Several studies conducted over the past 30 years have demonstrated the effectiveness of lumbar discectomy, one of the most common spinal surgical procedures. However, despite the proven effectiveness of this procedure, there is no consensus on the timing of surgery. Various studies suggest waiting anywhere from “an appropriate amount of time” to 12 months after symptoms begin.
“According to our study and generally speaking, patients who had symptoms for more than six months had less improvement in pain, function, general health, work status, and patient satisfaction,” said Rihn.
Researchers observed 1,192 patients enrolled in the Spine Patient Outcomes Research Trial (SPORT), which was conducted at 13 multidisciplinary spinal practices in 11 states.
The patients were older than age 18 and suffered from various symptoms of lumbar disc herniation.
Patients were assigned to undergo either operative treatment—lumbar discectomy—or nonoperative treatment—such as physical therapy, education, a nonsteroidal anti-inflammatory drug, and/or counseling with home exercise instruction.
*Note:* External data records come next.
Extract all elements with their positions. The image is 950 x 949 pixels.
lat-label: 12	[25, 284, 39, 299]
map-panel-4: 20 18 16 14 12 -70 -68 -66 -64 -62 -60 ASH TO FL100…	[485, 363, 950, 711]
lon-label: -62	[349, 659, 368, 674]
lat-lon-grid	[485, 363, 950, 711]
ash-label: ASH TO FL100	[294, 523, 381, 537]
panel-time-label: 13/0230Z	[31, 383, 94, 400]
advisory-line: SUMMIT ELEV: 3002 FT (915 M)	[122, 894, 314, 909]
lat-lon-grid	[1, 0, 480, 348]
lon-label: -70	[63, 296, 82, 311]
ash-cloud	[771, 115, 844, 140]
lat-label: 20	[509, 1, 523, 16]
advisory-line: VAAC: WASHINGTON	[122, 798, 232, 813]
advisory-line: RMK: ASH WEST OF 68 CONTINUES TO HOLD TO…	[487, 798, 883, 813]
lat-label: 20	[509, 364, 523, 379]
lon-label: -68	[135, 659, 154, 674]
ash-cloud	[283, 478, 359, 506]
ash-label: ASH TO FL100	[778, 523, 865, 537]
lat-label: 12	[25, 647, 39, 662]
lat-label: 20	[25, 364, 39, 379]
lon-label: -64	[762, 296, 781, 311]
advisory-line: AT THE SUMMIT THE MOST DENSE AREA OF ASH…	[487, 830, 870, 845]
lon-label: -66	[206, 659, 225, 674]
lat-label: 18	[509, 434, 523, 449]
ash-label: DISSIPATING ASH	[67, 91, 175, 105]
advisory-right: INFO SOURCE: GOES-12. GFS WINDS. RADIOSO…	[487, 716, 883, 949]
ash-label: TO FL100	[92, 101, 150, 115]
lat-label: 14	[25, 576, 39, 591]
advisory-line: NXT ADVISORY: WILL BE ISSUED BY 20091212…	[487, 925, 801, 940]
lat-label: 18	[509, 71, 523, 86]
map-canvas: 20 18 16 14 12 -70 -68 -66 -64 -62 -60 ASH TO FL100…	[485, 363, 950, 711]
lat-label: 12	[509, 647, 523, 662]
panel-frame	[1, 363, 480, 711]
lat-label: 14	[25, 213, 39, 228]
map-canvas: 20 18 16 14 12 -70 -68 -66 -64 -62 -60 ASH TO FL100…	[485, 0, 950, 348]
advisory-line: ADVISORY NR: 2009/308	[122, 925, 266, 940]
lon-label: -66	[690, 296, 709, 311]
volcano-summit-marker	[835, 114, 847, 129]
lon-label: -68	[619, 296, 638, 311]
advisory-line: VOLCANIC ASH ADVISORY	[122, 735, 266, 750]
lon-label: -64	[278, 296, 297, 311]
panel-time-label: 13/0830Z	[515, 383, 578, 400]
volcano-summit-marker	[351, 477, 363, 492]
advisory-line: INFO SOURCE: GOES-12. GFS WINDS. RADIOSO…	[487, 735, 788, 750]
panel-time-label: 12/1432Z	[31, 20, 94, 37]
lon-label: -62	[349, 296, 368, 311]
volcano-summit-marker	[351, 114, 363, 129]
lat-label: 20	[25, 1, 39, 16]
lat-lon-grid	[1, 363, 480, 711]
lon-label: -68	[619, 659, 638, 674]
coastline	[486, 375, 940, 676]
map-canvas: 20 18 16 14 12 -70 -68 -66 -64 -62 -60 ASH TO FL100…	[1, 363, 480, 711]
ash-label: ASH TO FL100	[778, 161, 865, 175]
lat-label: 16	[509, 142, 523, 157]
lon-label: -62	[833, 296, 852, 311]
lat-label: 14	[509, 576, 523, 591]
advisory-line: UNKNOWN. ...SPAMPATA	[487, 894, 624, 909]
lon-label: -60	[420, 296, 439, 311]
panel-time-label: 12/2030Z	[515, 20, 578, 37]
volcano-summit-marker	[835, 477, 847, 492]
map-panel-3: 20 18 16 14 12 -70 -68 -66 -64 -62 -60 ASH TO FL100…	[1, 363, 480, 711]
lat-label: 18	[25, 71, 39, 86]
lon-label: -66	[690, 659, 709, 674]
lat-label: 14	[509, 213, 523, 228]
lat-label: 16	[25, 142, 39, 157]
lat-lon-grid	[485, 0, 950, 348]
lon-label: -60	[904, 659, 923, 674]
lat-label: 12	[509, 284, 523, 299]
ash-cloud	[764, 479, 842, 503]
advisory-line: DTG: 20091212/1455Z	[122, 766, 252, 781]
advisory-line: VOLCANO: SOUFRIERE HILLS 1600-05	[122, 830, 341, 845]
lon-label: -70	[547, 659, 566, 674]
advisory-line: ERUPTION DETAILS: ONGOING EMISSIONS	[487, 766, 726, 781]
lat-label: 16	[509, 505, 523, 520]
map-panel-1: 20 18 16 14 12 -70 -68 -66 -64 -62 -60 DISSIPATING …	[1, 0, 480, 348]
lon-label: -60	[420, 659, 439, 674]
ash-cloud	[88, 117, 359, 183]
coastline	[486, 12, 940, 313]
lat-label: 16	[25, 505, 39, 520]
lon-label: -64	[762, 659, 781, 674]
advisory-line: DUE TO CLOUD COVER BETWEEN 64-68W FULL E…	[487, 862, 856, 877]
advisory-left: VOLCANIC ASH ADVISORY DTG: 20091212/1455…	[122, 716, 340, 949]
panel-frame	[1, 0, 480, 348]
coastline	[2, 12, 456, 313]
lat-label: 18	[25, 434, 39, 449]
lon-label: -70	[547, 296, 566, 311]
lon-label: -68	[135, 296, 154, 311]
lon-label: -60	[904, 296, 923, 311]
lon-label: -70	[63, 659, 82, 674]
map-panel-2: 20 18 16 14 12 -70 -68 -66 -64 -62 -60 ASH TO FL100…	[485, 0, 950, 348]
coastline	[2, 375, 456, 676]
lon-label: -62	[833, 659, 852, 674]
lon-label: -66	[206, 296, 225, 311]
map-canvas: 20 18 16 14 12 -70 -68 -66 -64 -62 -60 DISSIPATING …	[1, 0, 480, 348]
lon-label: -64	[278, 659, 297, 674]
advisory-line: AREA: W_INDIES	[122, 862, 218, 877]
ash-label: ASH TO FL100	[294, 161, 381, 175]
The patients completed questionnaires at the beginning of the study and at follow-up intervals—six weeks, three months, six months, one year, two years, and four years after treatment. Using various tools, the study authors analysed the outcomes of the operative and nonoperative treatments. They compared the treatment outcomes of the 927 patients who had symptoms for six months or less to those of the 265 patients who had symptoms for more than six months prior to enrolling in the study.
At all follow-up intervals, outcomes were significantly worse in patients who had symptoms for more than six months prior to treatment than in those who had symptoms for six months or less.
The study authors also found that operative treatment was significantly more effective than nonoperative treatment. However, the relative increased benefit of surgery over nonoperative treatment was not dependent on the duration of symptoms.
“Patients who have had symptoms for longer than six months can find relief with either nonoperative treatment or surgery, but they may not reap as much benefit as those who have had symptoms for six months or less,” said Rihn. “Surgery still has significant benefit compared with nonsurgical treatment, even in patients who have had symptoms for longer than six months.”
Further research exploring the effect of the duration of symptoms on treatment outcomes is warranted, according to Rihn.